Celebrating a Year of Leadership: PeerLink's First Graduation
On April 27, 2026, the City of Mobile celebrated a milestone worth marking. Community leaders, interested parties, and representatives from nine high schools came together for the first PeerLink graduation — a ceremony that was less an ending than a beginning, and a reminder of what becomes possible when young people are trusted with real responsibility.
PeerLink was established through a grant from the City of Mobile’s initial opioid abatement award allocation; in its first year, 25 juniors and seniors participated in this program. 22 seniors completed the program and were honored on April 27 after ten months of dedicated work.
At its core, PeerLink is a bet on Mobile's teenagers. Over the past year, participants immersed themselves in some of the hardest challenges facing their community: opioid prevention, peer mental health, recovery navigation, the intersection of technology and community safety, and the kind of leadership that doesn't wait for permission. They were trained in Teen Mental Health First Aid. They participated in panels, focus groups, and community learning sessions. And they didn't just study these issues — they built something: an app that can be used by their peers in need. This is a real, working tool that will serve their friends, fellow students, and others in the community long after the ceremony concluded.

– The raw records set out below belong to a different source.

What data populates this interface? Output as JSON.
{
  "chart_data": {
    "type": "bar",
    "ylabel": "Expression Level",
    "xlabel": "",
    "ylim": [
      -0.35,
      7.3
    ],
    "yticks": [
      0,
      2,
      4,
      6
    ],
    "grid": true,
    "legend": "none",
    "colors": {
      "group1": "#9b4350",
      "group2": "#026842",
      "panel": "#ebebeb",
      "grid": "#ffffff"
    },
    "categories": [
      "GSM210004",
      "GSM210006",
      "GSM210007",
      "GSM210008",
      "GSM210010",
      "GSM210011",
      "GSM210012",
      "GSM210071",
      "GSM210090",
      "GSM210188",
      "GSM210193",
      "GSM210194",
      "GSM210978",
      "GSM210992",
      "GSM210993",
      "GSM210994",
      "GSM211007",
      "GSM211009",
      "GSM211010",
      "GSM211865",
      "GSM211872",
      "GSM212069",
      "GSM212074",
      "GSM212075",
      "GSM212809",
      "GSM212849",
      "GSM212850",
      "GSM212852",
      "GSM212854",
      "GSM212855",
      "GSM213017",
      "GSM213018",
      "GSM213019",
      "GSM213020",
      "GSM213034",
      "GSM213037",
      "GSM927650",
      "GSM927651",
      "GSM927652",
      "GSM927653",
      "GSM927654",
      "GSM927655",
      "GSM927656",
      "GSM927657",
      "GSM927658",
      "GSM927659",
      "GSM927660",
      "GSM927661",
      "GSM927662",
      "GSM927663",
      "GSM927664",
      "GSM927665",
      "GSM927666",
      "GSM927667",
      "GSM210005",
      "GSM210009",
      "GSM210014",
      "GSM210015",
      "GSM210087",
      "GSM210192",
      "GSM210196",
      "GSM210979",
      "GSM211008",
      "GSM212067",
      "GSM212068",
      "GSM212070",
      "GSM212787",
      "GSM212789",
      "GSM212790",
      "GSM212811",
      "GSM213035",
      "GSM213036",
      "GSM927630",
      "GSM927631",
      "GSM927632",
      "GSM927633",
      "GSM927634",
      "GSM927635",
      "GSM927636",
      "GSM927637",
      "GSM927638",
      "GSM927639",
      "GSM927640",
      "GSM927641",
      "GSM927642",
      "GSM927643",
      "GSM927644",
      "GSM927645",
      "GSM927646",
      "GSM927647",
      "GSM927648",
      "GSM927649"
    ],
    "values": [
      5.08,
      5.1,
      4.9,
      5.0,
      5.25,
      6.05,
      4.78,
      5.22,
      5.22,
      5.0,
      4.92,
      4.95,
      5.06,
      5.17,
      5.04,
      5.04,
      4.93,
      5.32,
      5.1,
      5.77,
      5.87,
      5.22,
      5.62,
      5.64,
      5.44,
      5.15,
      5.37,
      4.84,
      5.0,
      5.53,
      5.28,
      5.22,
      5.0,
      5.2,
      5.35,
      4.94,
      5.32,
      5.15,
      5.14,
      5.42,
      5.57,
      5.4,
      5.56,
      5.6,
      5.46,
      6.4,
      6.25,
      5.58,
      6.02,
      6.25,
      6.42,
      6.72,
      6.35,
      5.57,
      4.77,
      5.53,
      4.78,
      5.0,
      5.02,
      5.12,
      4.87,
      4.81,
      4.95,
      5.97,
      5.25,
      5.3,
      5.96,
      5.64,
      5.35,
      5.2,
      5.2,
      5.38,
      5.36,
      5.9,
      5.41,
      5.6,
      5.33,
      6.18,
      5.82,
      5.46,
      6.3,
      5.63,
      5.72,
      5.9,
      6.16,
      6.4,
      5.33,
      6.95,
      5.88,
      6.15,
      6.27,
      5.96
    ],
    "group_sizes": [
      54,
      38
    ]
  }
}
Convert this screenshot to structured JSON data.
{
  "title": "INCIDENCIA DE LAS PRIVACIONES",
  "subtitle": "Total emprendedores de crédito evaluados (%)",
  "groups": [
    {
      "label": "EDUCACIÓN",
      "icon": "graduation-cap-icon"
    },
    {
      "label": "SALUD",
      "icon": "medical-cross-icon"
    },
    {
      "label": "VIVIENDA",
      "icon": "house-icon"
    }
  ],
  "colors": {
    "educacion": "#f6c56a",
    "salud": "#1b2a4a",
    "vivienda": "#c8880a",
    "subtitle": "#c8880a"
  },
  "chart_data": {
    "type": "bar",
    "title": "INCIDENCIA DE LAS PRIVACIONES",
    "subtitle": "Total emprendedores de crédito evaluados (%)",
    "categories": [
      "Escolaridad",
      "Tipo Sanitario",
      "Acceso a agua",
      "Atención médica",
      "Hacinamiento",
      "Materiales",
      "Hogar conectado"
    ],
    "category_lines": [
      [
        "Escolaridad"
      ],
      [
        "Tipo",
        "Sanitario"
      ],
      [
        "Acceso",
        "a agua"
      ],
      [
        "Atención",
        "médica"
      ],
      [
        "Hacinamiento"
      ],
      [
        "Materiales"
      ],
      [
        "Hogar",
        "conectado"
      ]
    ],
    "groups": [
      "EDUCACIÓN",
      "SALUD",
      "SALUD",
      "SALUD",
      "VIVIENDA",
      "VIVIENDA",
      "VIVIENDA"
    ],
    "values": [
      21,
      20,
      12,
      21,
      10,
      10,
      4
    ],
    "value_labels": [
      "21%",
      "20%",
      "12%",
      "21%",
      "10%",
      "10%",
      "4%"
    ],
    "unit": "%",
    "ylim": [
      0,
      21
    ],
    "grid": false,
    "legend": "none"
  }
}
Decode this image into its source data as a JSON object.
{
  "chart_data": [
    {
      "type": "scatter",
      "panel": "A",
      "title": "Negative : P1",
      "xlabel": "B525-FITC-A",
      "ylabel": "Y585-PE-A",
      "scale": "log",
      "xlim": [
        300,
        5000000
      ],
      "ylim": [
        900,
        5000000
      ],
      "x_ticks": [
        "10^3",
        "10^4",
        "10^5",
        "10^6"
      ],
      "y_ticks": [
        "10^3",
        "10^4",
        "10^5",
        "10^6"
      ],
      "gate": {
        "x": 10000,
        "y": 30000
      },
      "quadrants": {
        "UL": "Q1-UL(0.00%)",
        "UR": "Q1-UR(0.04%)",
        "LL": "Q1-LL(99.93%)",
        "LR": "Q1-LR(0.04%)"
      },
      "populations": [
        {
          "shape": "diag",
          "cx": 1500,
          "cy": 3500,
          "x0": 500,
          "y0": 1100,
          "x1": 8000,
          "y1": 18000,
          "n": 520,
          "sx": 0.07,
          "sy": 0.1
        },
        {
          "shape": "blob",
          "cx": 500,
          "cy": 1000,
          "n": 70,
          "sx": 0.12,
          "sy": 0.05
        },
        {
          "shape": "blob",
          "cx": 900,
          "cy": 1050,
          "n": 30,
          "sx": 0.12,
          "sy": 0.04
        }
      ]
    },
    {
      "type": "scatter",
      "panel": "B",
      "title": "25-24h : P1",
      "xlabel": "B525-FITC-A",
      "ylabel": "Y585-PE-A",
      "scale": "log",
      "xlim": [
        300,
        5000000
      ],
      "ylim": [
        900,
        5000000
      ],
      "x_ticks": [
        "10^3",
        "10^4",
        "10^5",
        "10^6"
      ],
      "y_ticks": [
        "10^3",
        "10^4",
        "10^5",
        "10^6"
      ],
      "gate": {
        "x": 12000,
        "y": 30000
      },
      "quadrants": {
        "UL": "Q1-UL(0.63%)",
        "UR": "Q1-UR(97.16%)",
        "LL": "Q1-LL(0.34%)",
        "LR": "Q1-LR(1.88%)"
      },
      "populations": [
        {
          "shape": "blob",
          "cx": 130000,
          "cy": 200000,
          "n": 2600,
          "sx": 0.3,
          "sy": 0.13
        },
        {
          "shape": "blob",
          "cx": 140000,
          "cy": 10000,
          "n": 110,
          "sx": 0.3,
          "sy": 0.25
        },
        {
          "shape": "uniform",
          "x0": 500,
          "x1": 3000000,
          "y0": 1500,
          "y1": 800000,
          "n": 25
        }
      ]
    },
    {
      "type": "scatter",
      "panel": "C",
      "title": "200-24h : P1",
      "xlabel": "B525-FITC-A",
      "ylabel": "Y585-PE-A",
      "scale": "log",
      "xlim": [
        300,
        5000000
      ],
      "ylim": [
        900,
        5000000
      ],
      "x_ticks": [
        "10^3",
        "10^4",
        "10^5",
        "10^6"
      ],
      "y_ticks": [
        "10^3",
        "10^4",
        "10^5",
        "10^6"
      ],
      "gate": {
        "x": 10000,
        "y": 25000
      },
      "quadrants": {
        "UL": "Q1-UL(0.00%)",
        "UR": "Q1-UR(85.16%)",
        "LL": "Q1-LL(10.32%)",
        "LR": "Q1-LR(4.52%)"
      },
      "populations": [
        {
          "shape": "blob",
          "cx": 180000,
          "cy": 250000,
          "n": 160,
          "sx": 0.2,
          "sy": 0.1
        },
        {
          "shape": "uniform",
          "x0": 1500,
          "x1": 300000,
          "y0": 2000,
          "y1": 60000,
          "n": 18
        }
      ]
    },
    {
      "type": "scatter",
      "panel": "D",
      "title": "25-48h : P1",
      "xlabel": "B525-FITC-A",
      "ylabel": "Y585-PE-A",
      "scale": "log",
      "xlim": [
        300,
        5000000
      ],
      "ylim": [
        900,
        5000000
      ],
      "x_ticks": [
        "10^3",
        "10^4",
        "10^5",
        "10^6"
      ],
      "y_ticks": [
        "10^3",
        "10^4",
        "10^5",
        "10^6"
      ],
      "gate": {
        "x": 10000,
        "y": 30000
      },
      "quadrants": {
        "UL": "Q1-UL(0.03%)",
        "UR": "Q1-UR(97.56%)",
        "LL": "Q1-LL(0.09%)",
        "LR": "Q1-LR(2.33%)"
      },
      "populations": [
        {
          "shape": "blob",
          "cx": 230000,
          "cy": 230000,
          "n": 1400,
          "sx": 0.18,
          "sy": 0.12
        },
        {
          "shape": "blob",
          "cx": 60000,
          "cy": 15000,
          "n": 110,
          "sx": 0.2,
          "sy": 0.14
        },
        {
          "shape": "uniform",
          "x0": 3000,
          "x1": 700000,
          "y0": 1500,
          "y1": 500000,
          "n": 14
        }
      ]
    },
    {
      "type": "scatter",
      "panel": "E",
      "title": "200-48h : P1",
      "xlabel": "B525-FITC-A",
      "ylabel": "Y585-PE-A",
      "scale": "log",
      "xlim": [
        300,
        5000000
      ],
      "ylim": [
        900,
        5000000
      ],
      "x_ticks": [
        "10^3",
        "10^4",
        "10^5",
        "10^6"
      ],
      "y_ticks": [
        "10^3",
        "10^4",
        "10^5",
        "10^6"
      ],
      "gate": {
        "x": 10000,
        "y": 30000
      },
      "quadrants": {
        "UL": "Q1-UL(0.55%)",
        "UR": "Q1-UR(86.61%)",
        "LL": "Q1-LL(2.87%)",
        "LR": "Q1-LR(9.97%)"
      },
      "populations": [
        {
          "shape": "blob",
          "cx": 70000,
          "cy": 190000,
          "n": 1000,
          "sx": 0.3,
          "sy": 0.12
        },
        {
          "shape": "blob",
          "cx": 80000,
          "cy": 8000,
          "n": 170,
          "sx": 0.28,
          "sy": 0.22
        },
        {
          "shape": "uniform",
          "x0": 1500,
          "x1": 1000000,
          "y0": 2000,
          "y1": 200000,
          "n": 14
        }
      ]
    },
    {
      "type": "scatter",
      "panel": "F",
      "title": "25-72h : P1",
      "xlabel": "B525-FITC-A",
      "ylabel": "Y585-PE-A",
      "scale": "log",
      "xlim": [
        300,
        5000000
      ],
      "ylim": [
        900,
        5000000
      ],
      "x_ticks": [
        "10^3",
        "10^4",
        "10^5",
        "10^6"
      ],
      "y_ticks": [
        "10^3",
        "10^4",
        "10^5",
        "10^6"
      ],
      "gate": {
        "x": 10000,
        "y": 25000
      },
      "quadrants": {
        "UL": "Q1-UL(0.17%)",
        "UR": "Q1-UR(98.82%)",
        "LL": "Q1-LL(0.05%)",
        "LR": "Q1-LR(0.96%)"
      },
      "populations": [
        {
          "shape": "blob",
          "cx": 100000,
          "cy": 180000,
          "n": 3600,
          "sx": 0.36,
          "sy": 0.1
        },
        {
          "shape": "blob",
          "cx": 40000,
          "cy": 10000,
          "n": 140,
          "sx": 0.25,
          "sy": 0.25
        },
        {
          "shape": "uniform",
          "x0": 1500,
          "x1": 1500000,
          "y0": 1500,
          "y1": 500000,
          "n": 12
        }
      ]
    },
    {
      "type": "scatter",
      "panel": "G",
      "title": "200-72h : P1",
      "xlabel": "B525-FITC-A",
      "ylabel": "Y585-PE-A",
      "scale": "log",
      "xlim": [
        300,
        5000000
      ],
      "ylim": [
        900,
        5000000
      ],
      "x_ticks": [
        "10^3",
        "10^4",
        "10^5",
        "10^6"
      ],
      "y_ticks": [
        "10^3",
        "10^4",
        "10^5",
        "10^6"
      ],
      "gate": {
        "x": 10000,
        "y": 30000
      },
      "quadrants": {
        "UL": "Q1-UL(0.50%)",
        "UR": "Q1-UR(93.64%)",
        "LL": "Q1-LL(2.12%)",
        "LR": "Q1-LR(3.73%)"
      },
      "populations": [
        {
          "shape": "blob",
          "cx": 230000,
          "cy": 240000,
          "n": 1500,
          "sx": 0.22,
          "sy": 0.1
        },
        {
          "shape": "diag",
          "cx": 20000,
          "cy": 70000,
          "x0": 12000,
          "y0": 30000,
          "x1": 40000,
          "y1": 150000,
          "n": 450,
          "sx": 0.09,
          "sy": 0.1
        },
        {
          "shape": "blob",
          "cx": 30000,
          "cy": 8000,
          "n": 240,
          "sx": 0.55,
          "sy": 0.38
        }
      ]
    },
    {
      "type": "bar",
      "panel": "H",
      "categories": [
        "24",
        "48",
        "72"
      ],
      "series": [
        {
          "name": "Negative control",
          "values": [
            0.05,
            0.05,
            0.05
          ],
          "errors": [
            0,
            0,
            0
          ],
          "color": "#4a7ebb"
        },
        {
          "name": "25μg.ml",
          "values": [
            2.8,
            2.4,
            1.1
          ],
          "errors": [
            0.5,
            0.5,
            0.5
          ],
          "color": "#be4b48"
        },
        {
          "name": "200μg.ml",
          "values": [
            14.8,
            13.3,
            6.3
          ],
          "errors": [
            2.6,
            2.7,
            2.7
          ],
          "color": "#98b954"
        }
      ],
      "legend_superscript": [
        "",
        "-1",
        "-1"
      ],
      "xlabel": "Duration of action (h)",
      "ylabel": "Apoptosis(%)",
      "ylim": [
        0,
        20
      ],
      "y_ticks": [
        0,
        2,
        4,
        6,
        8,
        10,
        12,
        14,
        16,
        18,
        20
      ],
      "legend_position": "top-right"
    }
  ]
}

Alabama House Speaker Pro Tem Chris Pringle captured the spirit of the evening well. "Tonight is one of those evenings that reminds you why this work matters," he told the graduates. "You have tackled some of the hardest challenges facing the adults in our community... and you didn't just study these issues. You built something."
He's right. What these students demonstrated – the discipline, the creativity, the genuine care for their community – is exactly what opioid abatement work needs more of: the next generation not just inheriting the problem but actively working to solve it.
To the PeerLink Class of 2026 and the family members, mentors, and community partners who stood with them: congratulations. The Helios Alliance is proud to have been part of this work, and we cannot wait to see what you build next.
PeerLink is for teens, by teens — building safer, stronger, and more informed communities.